Some proposed causes for the obesity epidemic include changes in the bacteria in our gut, viruses, industrial chemicals, heating and air conditioning, and light exposure. Regarding our gut bacteria,
a study in humans by Ruchi Mathur and colleagues at the Cedars-Sinai Medical Center in Los Angeles, published in the Journal of Clinical Endocrinology and Metabolism earlier this year, found that those who were overweight were more likely than others to have elevated populations of a gut microorganisms called Methanobrevibacter smithii. The researchers speculated that these organisms might in fact be especially good at digesting food, yielding up more nutrients and thus contributing to weight gain.
Evidence for a possible viral culprit is suggested by the fact that
a virus called Ad-36, known for causing eye and respiratory infections in people, also has the curious property of causing weight gain in chickens, rats, mice and monkeys.
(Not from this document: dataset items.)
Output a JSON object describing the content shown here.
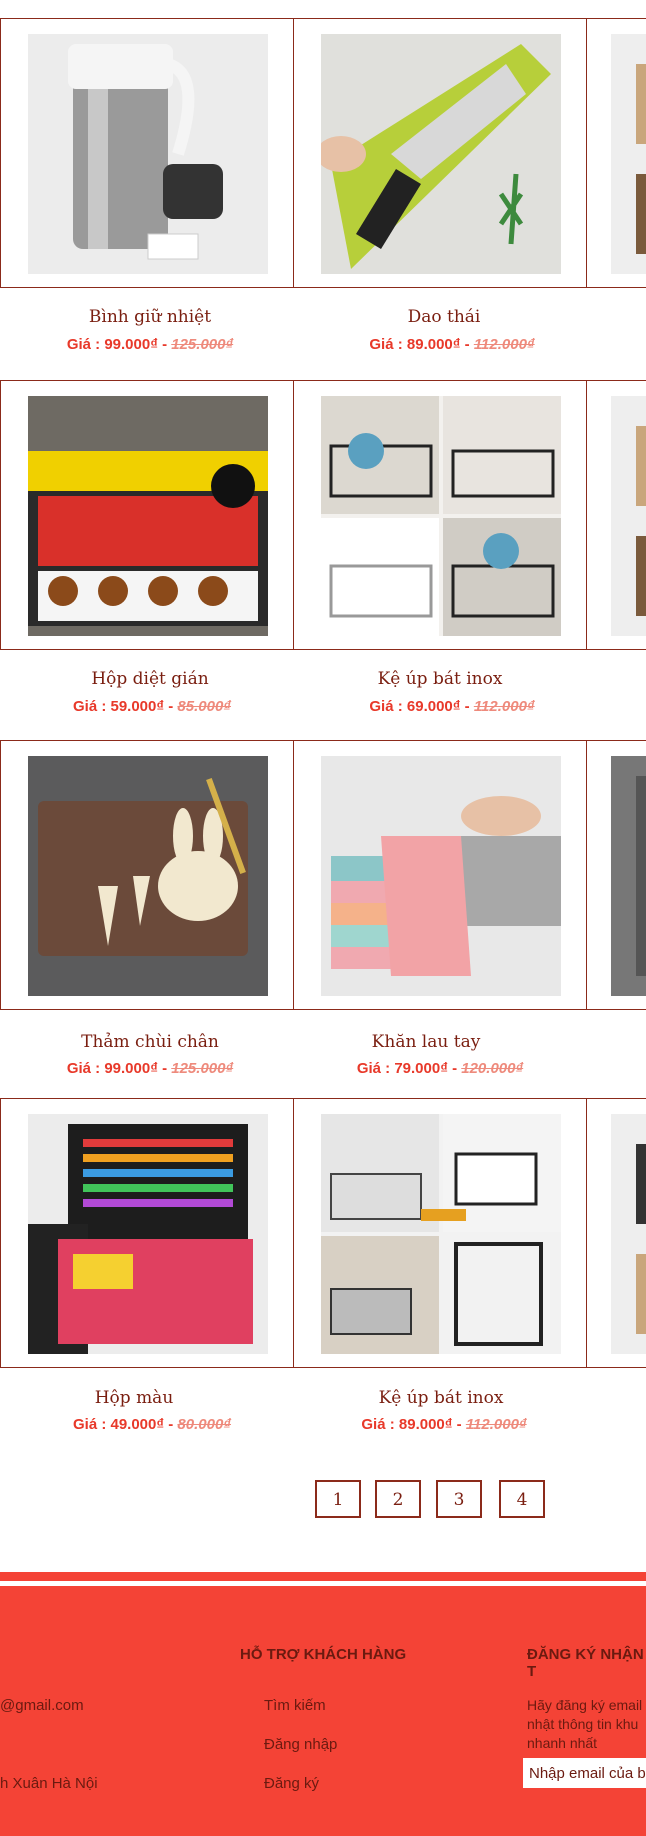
{
  "products": [
    {
      "name": "Bình giữ nhiệt",
      "price_label": "Giá : 99.000₫",
      "sep": "-",
      "old_price": "125.000₫",
      "image": "thermos-image"
    },
    {
      "name": "Dao thái",
      "price_label": "Giá :  89.000₫",
      "sep": "-",
      "old_price": "112.000₫",
      "image": "knife-image"
    },
    {
      "name": "Hộp diệt gián",
      "price_label": "Giá : 59.000₫",
      "sep": "-",
      "old_price": "85.000₫",
      "image": "roach-trap-image"
    },
    {
      "name": "Kệ úp bát inox",
      "price_label": "Giá :  69.000₫",
      "sep": "-",
      "old_price": "112.000₫",
      "image": "dish-rack-image"
    },
    {
      "name": "Thảm chùi chân",
      "price_label": "Giá : 99.000₫",
      "sep": "-",
      "old_price": "125.000₫",
      "image": "doormat-image"
    },
    {
      "name": "Khăn lau tay",
      "price_label": "Giá :  79.000₫",
      "sep": "-",
      "old_price": "120.000₫",
      "image": "towel-image"
    },
    {
      "name": "Hộp màu",
      "price_label": "Giá : 49.000₫",
      "sep": "-",
      "old_price": "80.000₫",
      "image": "art-set-image"
    },
    {
      "name": "Kệ úp bát inox",
      "price_label": "Giá :  89.000₫",
      "sep": "-",
      "old_price": "112.000₫",
      "image": "microwave-shelf-image"
    }
  ],
  "pagination": [
    "1",
    "2",
    "3",
    "4"
  ],
  "footer": {
    "support_heading": "HỖ TRỢ KHÁCH HÀNG",
    "subscribe_heading": "ĐĂNG KÝ NHẬN T",
    "email_partial": "@gmail.com",
    "address_partial": "h Xuân Hà Nội",
    "links": [
      "Tìm kiếm",
      "Đăng  nhập",
      "Đăng ký"
    ],
    "subscribe_desc": "Hãy đăng ký email nhật thông tin khu nhanh nhất",
    "email_placeholder": "Nhập email của b"
  },
  "colors": {
    "brand_red": "#f44336",
    "border_brown": "#8b2a1a",
    "text_brown": "#7a1e10",
    "price_red": "#e8392a"
  }
}
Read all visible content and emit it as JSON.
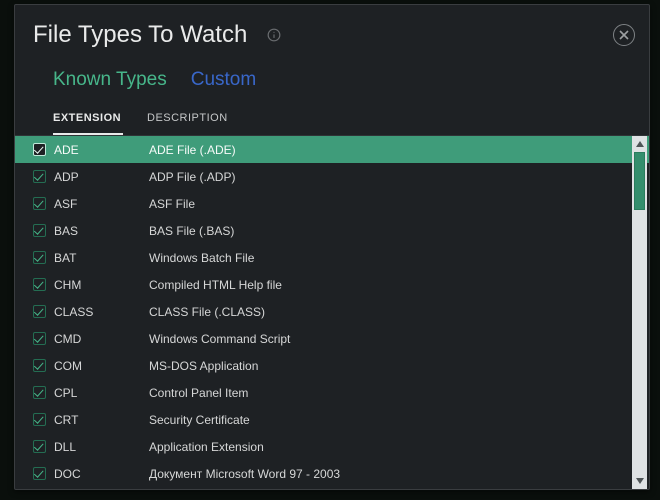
{
  "title": "File Types To Watch",
  "tabs": {
    "known": "Known Types",
    "custom": "Custom"
  },
  "columns": {
    "ext": "EXTENSION",
    "desc": "DESCRIPTION"
  },
  "rows": [
    {
      "ext": "ADE",
      "desc": "ADE File (.ADE)",
      "selected": true
    },
    {
      "ext": "ADP",
      "desc": "ADP File (.ADP)",
      "selected": false
    },
    {
      "ext": "ASF",
      "desc": "ASF File",
      "selected": false
    },
    {
      "ext": "BAS",
      "desc": "BAS File (.BAS)",
      "selected": false
    },
    {
      "ext": "BAT",
      "desc": "Windows Batch File",
      "selected": false
    },
    {
      "ext": "CHM",
      "desc": "Compiled HTML Help file",
      "selected": false
    },
    {
      "ext": "CLASS",
      "desc": "CLASS File (.CLASS)",
      "selected": false
    },
    {
      "ext": "CMD",
      "desc": "Windows Command Script",
      "selected": false
    },
    {
      "ext": "COM",
      "desc": "MS-DOS Application",
      "selected": false
    },
    {
      "ext": "CPL",
      "desc": "Control Panel Item",
      "selected": false
    },
    {
      "ext": "CRT",
      "desc": "Security Certificate",
      "selected": false
    },
    {
      "ext": "DLL",
      "desc": "Application Extension",
      "selected": false
    },
    {
      "ext": "DOC",
      "desc": "Документ Microsoft Word 97 - 2003",
      "selected": false
    }
  ],
  "colors": {
    "accent": "#47b68a",
    "link": "#3967c9",
    "bg": "#1e2124"
  }
}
Of course, it would be unethical to test for this effect on humans, but it is now known that antibodies to the virus are found in a much higher percentage of obese people than in people of normal weight. A research review by Tomohide Yamada and colleagues at the University of Tokyo in Japan, published last year in the journal PLoS One, found that people who had been infected with Ad-36 had significantly higher BMI than those who hadn’t.
I find the possible role of air conditioning and heaters in our obesity epidemic to be especially interesting. Berreby writes that
there is a ‘thermoneutral zone’ in which a human body can maintain its normal internal temperature without expending energy. Outside this zone, when it’s hot enough to make you sweat or cold enough to make you shiver, the body has to expend energy to maintain homeostasis. Temperatures above and below the neutral zone have been shown to cause both humans and animals to burn fat, and hotter conditions also have an indirect effect: they make people eat less. A restaurant on a warm day whose air conditioning breaks down will see a sharp decline in sales (yes, someone did a study). Perhaps we are getting fatter in part because our heaters and air conditioners are keeping us in the thermoneutral zone.
Our increased exposure to light is another interesting potential factor in why we’re getting bigger. Berreby points to a 2010 in the Proceedings of the National Academy of Sciences reporting that mice exposed to extra light put on nearly 50 per cent more weight than mice fed the same diet who lived on a normal night-day cycle of alternating light and dark. Some scientists theorize that this effect occurs by light at night robbing mice (and humans) of natural cues about when they are supposed (and not supposed) to eat.
I recommend Berreby’s entire piece. It resonates with my experience that treating obesity is tremendously challenging and complex work.